Recently, an example of direct conversion occurred with dermal fibroblasts to striatal neurons using miRNA-based direct reprogramming. The newly generated neurons displayed various neurodegenerative disease traits found in patients with Huntington’s disease such as nuclear huntingtin protein aggregates and spontaneous aggregation phenotypes that are characteristic of this degenerative condition.
Chemical transdifferentiation research offers promise; however, several obstacles and limitations prevent its clinical application. With further advancements and technological developments, its future looks bright.
Regeneration
Jellyfish are great examples of regeneration in nature, with new arms, tails and even bodies emerging through regeneration processes called epimorphic regeneration. Scientists are now trying to harness this power so as to produce replacement organs for those lost organs.
Regeneration can also help address environmental problems, like jellyfish swarming in an area to alter its chemical makeup. They remove nutrients by digesting dead fish and squid, competing against phytoplankton that deplete oxygen from waterbodies, and bind microplastics out of circulation through mucus production in their bodies.

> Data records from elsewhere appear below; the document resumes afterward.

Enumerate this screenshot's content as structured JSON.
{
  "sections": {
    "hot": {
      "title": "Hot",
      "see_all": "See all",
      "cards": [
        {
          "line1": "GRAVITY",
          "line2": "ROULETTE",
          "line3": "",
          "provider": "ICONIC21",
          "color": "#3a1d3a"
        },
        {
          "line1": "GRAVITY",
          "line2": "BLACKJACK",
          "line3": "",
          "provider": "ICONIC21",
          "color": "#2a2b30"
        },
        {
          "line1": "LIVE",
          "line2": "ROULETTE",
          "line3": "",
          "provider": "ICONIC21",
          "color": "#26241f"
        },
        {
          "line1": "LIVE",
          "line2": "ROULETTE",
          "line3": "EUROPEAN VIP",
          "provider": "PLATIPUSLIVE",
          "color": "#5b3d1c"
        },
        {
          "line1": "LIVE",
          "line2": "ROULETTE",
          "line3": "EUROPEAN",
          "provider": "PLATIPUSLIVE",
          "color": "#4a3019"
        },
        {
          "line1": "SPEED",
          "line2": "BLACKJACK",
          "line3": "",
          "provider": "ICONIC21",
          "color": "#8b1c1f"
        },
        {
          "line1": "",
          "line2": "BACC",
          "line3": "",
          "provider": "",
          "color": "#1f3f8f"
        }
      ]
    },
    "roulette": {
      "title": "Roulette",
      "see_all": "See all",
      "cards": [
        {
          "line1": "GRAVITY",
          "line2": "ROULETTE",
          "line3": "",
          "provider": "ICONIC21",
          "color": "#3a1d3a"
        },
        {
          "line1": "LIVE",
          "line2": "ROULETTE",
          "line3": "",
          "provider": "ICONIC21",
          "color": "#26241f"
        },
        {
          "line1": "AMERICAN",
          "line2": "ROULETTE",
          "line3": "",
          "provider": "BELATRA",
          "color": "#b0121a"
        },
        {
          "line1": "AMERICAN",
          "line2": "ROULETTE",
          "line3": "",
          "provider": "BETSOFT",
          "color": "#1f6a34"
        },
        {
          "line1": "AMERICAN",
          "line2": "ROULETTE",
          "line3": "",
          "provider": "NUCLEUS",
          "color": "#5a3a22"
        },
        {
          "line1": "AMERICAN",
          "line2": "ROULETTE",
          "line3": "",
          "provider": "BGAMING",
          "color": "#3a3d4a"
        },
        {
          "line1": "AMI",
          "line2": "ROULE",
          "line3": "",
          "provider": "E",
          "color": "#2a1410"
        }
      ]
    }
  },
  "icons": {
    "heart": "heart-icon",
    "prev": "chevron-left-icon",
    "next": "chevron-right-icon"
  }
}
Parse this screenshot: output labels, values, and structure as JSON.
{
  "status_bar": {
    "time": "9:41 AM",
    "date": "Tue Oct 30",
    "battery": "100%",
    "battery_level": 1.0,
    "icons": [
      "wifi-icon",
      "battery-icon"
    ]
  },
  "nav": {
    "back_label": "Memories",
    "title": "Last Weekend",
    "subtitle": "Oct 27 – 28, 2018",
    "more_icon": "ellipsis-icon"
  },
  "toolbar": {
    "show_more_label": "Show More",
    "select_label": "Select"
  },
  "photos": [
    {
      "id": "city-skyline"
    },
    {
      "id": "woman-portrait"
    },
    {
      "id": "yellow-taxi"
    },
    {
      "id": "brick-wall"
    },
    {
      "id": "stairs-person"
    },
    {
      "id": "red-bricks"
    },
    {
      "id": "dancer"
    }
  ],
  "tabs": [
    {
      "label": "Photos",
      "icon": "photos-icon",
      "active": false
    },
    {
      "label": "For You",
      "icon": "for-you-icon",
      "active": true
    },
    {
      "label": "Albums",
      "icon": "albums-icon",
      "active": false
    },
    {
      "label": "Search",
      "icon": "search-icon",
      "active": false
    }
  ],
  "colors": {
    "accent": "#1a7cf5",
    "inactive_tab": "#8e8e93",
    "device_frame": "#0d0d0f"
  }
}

As with other cnidarians, jellyfish are hermaphrodites that can self-fertilize. Reproducing asexually by releasing eggs and sperm into the water where they float until meeting other gametes; some species spawn all at once before female jellyfish fertilize their eggs by dipping their bell into sperm-containing pools; once fertilized, embryos may move onto new body forms such as medusas or tentacled forms of lion’s mane jellyfishes.
As fish populations decline, jellyfish blooms have become more widespread worldwide. Overfishing creates “dead zones” in which oxygen levels drop precipitously; competing jellyfish species vie with phytoplankton for the limited supply. With less competition for zooplankton consumed by other marine life, jellies are freer to expand their habitats and reproduce more quickly – this bodes well for mankind as jellies help clean up our oceans; but an expanding population may prove dangerous and it is essential that ways are found for keeping growth balanced against needs other marine life species.